For me a proper cycleway throughout Sydney is important because I believe it has the potential to be the cheapest and most ingenious solution to congestion in Sydney. Many commuters who work full time, struggle to find time to exercise given the amount of hours per week they devote to traveling to and from work. A proper bike path that logically connects all of Sydney would be a pretty decent idea that would not only cut down travel time, and relieve congestion, it would also increase the health of Sydney residents.

Now, I'm not a doctor, but I can say with some certainty, that people who have to commute to work, are probably the people who are most in need of exercise. Commuting has already been proven to be one of the most stressful experiences, but for families who work long hours in stressful jobs, the chance of heart-disease and stroke increase exponentially as they get older. Especially with an aging population, exercise is the very best thing to keep a healthy heart, healthy bones and lower cholesterol. If there were proper bike paths in Sydney, I truly believe people would make the change, and invest in riding to work.

There are only benefits to this:

1) Incidental exercise means that people will get fit, lose weight and no longer feel bad about not devoting enough time to exercise. Or if they already take time out of their day to exercise, finding an alternative time that is also convenient (i.e riding to work and getting fit), they do not have to endure the guilt of having less time to spend with their friends or loved ones.

Think of the most common long-term health problems of the 35-50+ age bracket:

- Weight gain.
- Heart disease (heart attacks, angina).
- Stroke.
- Clotted arteries (as a result of cholesterol and fat deposits).
- Arthritis.

Exercise has been attributed to be a direct preventative of all of these health problems (that and fish oil).

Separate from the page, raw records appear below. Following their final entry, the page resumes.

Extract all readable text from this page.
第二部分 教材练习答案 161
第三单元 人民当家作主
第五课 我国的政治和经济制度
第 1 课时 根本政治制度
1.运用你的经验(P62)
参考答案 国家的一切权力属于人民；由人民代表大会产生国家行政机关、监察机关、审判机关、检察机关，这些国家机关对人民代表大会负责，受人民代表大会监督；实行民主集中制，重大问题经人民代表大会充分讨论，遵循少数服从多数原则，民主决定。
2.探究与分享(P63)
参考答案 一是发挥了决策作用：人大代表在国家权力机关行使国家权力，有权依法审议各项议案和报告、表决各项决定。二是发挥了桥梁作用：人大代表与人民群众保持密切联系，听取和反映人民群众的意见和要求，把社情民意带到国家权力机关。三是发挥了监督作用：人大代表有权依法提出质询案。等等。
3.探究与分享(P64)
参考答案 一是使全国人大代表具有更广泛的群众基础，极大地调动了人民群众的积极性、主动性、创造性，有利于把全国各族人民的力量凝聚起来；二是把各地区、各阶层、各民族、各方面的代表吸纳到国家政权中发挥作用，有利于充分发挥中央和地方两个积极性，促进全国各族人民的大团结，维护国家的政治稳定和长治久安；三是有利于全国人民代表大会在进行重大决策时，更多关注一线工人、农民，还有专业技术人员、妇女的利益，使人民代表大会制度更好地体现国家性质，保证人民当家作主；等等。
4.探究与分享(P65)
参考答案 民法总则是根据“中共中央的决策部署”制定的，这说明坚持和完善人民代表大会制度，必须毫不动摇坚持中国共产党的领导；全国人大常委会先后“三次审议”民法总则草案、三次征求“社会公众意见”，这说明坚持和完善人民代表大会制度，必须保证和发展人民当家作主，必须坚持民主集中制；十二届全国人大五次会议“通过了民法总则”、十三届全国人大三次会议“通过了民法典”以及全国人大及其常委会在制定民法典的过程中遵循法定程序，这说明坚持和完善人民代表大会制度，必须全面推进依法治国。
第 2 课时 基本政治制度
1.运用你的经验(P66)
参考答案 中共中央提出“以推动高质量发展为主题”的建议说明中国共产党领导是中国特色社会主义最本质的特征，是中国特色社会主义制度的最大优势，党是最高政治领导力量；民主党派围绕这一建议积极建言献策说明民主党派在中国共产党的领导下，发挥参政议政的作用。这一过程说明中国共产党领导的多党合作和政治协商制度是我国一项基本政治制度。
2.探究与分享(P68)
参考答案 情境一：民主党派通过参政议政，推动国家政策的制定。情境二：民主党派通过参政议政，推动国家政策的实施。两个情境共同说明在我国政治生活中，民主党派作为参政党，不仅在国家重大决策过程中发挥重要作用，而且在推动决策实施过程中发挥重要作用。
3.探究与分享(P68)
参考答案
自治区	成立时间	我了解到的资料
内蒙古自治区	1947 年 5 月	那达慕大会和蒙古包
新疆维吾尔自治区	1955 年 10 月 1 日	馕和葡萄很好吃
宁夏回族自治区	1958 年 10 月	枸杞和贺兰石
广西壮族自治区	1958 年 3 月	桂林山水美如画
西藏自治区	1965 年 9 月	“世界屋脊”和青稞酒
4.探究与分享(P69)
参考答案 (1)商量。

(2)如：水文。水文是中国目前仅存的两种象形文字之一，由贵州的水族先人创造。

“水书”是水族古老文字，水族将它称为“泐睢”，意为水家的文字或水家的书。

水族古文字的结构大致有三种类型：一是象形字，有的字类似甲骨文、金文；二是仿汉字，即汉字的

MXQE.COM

2) People will be able to spend more time with their families, not having to worry about leaving early enough to miss peak hour, or arrive home late because they've been stuck in traffic.

3) Although the cost of a proper bike, plus the helmet and the rest of the gear can be a hefty investment, if people truly commit themselves to riding to work every day, even with the cost of a bike, you'd still be saving on petrol and/or travel passes.

4) With less people having to drive to work you will be simultaneously relieving congestion, as well as cutting down on carbon emissions.

Unfortunately, the RTA needs to get it into their thick skulls that a proper bike lane ,(no - not one skinny lane that is shared with pedestrians), is necessary for increased proper and ongoing bike path usage. And don't think for a second that an already skinny lane with a frigging line of paint down the middle can be used as a defense. Every time I go out for a ride, I always see at least two people on the ground moaning in agony, holding various body parts, usually limbs and heads - as a result of pedestrian vs cyclist collisions.

As for the claim that the Epping Road cycleway is currently costing approximately $300 000 per cyclist as a result of the meager 25 people that use it - this is a convenient and completely fictitious statistic. Just last week I was driving down Epping Road, in the middle of the day, and I saw at least ten cyclists. This is mid-week, in the middle of the day. Imagine how many people would be using it during peak and rush hours. This "statistic" is being used to discredit one of the few good ideas Iemma had during his short-lived career, and one of the most necessary transport innovations Sydney has ever needed.

For more blogs like this one, visit An Irritating Truth , at:
http://www.anirritatingtruth.blogspot.com

An Irritating Truth said...

We found the entry to epping road cycleway! And we found the entrance, well ok - we found an entrance. It's up by naremburn (opposite the pizza shop), though I suppose that really doesn't help you much.